Наиболее вероятное объяснение укладывается в одно слово – илоты. Ценой за выживание спартанцев за счет эксплуатации рабочей силы илотов стало то, что им пришлось превратить свой полис в подобие военного лагеря, однако выигрыш оказался весьма солидным. С середины VII до начала IV в. до н.э. Спарта, несомненно, была сильнейшим в военном отношении государством греческого мира. И по крайней мере в 480–479 гг. до н.э. благодаря усилиям Спарты определился ход будущей греческой и вообще западной истории, причем так, что в этом не было ничего эгоистического и предосудительного. Хотя сама она оставалась во многом весьма архаическим полисом, именно благодаря ей оказался обеспечен расцвет классической Греции.
Часть третья
Эпоха классики (500–330 гг. до н.э.)
Глава 7
Афины
Шедевры не рождаются сами собой, в одиночку, они – итог многолетней работы мысли, выношенной сообща, всем народом, так что за голосом одного стоит опыт многих.
Вирджиния Вульф. Своя комната«Ночь выдалась темная и дождливая…» Так начинается роман писате ля Викторианской эпохи Эдуарда Бульвер-Литтона (автора бестселлера «Последние дни Помпеи»), и современным авторам ежегодно выдается премия его имени за наиболее зловещее начало художественного произведения. Однако в наследии Бульвер-Литтона есть и нечто совершенно иное, на что всерьез обратили внимание лишь совсем недавно. Он стал одним из первых, если не самым первым, кто восславил древние Афины как предшественника в деле демократии, ее основателя. До того времени западная традиция политической мысли и идеологии отличалась крайним антидемократизмом и соответственно была проспартанской. Однако расцвет новой, современной представительной демократии – прежде всего в Соединенных Штатах и Великобритании, возникновение нового греческого государства и рост авторитета Древней Греции во всей Европе как предполагаемого политического предшественника и образца для подражания в XIX столетии подразумевали более положительное отношение к афинской демократии – которая, будучи демократией прямой, резко отличалась от европейской.
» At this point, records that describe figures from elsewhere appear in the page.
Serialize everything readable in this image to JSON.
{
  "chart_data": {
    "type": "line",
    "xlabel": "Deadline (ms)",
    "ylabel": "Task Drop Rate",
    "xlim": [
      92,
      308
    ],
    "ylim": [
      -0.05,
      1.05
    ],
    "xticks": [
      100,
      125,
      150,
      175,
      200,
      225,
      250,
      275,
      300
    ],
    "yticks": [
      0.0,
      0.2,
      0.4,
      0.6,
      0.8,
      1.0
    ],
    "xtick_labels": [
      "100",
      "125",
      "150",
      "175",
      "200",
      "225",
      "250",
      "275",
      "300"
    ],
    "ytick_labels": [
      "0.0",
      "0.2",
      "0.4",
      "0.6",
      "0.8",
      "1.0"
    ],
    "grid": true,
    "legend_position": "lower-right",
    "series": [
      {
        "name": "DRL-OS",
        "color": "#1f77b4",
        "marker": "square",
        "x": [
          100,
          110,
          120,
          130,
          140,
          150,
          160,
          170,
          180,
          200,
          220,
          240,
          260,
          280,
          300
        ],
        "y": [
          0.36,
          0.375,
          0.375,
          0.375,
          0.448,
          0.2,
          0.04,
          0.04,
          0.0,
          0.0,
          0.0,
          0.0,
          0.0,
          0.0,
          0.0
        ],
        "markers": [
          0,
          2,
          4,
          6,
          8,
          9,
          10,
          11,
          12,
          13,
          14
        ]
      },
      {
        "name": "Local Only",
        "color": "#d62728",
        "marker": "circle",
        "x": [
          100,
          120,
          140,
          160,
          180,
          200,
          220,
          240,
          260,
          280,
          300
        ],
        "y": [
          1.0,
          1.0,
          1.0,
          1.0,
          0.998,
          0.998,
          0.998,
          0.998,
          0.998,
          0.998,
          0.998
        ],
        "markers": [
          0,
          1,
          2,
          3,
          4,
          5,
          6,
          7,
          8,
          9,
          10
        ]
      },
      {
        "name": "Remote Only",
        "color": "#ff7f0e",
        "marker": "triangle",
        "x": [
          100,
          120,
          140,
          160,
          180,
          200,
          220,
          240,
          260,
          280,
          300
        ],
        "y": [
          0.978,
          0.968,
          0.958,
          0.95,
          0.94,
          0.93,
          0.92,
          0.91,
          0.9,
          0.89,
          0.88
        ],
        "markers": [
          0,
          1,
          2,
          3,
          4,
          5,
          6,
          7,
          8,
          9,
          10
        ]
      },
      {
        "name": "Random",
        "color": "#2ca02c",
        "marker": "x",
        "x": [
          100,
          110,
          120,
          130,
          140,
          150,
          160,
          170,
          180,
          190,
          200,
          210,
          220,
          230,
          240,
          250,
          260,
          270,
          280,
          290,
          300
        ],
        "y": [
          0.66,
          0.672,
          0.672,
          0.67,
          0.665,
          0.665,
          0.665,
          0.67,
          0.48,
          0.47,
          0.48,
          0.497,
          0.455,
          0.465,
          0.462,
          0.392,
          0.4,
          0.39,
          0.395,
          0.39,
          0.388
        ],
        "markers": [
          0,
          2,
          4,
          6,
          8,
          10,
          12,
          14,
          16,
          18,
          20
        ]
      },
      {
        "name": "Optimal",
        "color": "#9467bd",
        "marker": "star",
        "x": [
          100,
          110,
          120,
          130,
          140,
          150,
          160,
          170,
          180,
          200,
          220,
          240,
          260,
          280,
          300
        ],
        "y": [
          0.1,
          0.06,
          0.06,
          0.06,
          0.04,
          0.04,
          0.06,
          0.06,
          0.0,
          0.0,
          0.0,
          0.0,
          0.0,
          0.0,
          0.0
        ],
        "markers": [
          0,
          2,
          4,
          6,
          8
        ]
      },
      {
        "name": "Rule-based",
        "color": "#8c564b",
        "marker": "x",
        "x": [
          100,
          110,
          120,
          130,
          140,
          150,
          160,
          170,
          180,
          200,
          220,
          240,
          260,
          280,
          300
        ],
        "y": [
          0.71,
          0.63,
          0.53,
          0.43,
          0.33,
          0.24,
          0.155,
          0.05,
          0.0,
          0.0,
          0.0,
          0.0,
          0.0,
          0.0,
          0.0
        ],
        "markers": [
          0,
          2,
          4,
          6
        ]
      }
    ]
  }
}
Возросший с 1830-х гг. авторитет Афин сохраняется и по сей день, чему способствует ассоциация Спарты с авторитарным или тоталитарным режимом. Восхищение Афинами усилилось и благодаря тому, что Платон называл их «средоточием эллинской мудрости», а Перикл у Фукидида восхвалял их как «школу для всей Эллады» [36]и считал, что они положили начало невиданному расцвету культуры, основывавшейся на принципах свободы и демократии (не для всех, конечно).